Fly Fishing in the Big Data Lake

It’s thought that the term ‘Big Data’ was first used at the end of the 1980s but the last few years has seen a rise in an additional phrase: ‘Data Lakes’ - large scale repositories of data held in their raw or source form. I suspect that the reason data lakes have become so popular is because the cost of storage and the tools necessary to manipulate Big Data has decreased dramatically. That doesn’t mean to say that they haven’t introduced a whole new set of challenges and pitfalls as well.

Data without a design strategy is just data

I don’t dispute the potential value of Big Data (after all, I have a data science background) but I do take exception at some of the sloppy design thinking it tends to engender – along the lines of ‘don’t worry about what we store or how, just store it all and we’ll sort it out later’ (at the point of extraction and use). Here’s the problem – Lots of algorithms and especially analytics, requires the data to be in a structured form (think tables) and it can be extraordinarily difficult to apply structure after the fact. Worse, you may not even be capturing the right kind of data but you won’t know until you try and use what you’ve got. Sadly, there is still no getting around the need to do some planning about your data needs.

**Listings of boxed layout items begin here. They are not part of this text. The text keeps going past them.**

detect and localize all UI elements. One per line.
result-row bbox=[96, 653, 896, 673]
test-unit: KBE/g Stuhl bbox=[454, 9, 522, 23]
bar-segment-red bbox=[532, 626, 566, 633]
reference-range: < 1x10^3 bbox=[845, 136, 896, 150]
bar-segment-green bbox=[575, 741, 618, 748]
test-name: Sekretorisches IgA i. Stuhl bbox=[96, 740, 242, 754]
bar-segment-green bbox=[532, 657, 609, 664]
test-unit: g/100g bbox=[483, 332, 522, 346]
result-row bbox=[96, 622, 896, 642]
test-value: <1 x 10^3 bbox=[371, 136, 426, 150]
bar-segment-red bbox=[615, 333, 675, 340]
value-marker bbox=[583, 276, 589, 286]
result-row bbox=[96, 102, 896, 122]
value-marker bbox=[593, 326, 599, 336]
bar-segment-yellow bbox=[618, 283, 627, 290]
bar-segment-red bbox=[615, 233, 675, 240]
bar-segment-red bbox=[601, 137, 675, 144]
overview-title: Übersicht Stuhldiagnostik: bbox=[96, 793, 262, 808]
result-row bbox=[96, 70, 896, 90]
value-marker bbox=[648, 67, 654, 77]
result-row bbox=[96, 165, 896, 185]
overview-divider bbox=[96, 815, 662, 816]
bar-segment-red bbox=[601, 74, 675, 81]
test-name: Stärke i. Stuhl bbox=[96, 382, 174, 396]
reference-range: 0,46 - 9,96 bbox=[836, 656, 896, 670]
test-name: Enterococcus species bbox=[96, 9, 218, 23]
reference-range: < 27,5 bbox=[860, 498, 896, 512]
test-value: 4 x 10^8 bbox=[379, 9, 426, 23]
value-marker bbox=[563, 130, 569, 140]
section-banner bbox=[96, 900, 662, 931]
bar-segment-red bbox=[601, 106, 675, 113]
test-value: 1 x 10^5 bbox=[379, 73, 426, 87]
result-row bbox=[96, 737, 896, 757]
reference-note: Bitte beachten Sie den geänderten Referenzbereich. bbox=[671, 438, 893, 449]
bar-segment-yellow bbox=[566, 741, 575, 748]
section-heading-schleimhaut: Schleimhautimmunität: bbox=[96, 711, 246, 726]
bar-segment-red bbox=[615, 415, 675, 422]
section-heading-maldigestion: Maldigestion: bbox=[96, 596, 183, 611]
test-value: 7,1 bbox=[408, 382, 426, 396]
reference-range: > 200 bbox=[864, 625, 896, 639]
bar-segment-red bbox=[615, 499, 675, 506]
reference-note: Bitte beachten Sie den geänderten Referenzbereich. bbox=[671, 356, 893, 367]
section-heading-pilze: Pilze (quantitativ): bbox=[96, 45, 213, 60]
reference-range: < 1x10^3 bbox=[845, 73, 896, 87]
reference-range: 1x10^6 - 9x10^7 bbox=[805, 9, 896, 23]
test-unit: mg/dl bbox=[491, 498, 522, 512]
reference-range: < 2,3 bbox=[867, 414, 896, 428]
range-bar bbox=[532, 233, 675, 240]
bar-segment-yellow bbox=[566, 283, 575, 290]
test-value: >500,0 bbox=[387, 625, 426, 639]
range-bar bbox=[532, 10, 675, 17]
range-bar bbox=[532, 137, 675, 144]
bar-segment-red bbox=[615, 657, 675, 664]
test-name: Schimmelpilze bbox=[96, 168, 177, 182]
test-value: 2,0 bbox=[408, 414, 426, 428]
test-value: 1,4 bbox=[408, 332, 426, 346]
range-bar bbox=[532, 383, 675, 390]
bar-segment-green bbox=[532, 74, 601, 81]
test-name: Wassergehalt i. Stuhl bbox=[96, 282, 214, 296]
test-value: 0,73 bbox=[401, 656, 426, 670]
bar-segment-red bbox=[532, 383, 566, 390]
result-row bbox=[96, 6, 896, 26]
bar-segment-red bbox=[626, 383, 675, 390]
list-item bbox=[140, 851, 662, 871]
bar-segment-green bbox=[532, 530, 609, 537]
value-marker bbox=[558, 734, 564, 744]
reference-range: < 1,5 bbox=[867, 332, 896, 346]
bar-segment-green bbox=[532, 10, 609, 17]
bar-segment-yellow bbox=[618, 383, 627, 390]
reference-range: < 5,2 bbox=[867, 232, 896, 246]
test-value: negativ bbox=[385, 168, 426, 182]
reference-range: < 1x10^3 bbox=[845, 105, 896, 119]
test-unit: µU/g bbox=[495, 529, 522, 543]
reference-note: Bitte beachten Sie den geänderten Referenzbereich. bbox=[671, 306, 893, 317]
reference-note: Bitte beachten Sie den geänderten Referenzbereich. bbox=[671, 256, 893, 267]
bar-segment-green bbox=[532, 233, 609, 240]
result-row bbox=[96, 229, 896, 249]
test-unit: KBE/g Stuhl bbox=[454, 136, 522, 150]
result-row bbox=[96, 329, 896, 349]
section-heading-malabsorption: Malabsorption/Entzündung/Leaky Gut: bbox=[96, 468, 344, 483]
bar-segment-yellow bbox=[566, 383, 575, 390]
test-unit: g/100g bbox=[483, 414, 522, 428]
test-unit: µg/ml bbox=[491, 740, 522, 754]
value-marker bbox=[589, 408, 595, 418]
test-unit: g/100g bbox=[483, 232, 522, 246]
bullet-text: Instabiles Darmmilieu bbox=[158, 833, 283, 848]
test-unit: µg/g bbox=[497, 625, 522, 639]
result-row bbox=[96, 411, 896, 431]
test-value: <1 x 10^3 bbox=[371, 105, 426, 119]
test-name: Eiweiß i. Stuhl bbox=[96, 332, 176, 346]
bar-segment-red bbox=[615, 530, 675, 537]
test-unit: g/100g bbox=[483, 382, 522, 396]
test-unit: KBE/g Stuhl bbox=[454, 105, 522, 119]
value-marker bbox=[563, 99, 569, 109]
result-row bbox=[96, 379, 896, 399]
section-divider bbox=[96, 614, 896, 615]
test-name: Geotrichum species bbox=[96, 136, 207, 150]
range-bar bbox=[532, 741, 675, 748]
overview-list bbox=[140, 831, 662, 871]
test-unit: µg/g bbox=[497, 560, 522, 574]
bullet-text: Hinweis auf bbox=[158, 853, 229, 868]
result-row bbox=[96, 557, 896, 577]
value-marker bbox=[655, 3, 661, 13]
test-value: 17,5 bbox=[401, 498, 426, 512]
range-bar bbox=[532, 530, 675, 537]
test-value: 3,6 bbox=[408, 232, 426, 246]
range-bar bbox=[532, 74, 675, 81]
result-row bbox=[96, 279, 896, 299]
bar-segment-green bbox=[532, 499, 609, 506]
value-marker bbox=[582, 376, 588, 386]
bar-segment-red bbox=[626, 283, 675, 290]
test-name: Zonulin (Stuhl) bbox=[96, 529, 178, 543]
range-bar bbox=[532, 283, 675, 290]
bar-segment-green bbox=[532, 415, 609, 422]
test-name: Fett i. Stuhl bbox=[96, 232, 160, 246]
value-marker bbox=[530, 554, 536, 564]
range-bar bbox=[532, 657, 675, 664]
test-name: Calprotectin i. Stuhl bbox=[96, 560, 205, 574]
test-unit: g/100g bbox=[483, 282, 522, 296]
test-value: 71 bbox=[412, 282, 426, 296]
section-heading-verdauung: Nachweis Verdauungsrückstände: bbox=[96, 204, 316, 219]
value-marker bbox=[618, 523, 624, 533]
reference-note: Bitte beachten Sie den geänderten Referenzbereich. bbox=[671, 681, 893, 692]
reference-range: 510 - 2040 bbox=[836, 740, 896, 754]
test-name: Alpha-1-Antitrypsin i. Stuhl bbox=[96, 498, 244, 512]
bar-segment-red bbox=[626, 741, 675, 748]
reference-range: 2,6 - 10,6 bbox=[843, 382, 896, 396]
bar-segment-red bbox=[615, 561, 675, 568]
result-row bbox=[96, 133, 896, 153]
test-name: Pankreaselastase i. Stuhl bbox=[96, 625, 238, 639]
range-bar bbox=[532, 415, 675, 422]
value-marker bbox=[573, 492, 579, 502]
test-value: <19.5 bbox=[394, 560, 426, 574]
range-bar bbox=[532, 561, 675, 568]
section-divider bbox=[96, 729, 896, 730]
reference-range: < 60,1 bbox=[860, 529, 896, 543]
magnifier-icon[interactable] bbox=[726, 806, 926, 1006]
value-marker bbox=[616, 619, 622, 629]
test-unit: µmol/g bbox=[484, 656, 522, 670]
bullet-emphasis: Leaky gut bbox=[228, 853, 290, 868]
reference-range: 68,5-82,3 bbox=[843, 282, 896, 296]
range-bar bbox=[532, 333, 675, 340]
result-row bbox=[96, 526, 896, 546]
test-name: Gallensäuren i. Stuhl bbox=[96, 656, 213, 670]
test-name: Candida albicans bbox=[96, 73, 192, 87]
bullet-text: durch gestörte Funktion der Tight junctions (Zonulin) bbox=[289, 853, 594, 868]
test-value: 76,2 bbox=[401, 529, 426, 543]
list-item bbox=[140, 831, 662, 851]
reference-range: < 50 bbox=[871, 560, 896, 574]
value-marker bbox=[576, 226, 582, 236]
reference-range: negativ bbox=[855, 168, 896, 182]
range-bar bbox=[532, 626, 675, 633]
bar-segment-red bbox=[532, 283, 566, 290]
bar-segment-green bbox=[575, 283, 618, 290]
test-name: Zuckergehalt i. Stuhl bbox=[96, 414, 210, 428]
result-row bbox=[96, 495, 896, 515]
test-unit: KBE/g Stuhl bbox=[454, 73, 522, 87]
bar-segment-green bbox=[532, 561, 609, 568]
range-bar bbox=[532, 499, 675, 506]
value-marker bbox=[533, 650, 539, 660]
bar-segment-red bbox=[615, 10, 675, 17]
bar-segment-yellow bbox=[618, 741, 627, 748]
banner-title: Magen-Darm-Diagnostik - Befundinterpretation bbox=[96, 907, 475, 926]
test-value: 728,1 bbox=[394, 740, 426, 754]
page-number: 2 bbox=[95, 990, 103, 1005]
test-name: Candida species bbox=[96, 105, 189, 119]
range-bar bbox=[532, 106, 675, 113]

So, why the title of this blog? It came to me after a discussion with a large organisation that said it was going to implement a Data Lake strategy and use it to find insights about customers that Marketing could then use for segmentation and campaign targeting. As we talked more, I became aware that there wasn’t really a strategy about what kinds of insights they needed, how they would be generated, what sort of data would be required or even where it would come from in the first place. They were just going to store everything and hope the insights would appear after some kind of critical mass had been achieved.

Preparing for your catch

To stretch the lake metaphor further; that’s like turning up at the lake, baiting your hook with whatever you have at the time, casting into an area you hope holds fish and waiting to see what happens; you don’t really know what’s lurking beneath the surface, whether your bait is attractive or even whether there are any fish there in the first place. Nor do you know if what you catch will be particularly appetising. Fly fishing is different – it’s about preparing the fly before you leave for the lake, looking for an individual fish (one you want to catch), carefully getting to a good casting location, casting to just the right spot at the just the right moment and being able to eat whatever you land. So, back to the data lake – do you have clear objectives in mind about what you hope to extract from your lake? Are you adding the right kind of data and in a way that ensures you can use it again afterwards? Do you have the right tackle and the skills to use it? It is at this point it’s also worth noting out that some of the tastiest fish come from small rivers and streams.

If you are unsure of how to fish in your data lake, speak to a ghillie (a data expert).

Finally, I will leave you with another metaphor to ponder – have you ever heard of a case where adding more hay to the haystack made finding the needle easier?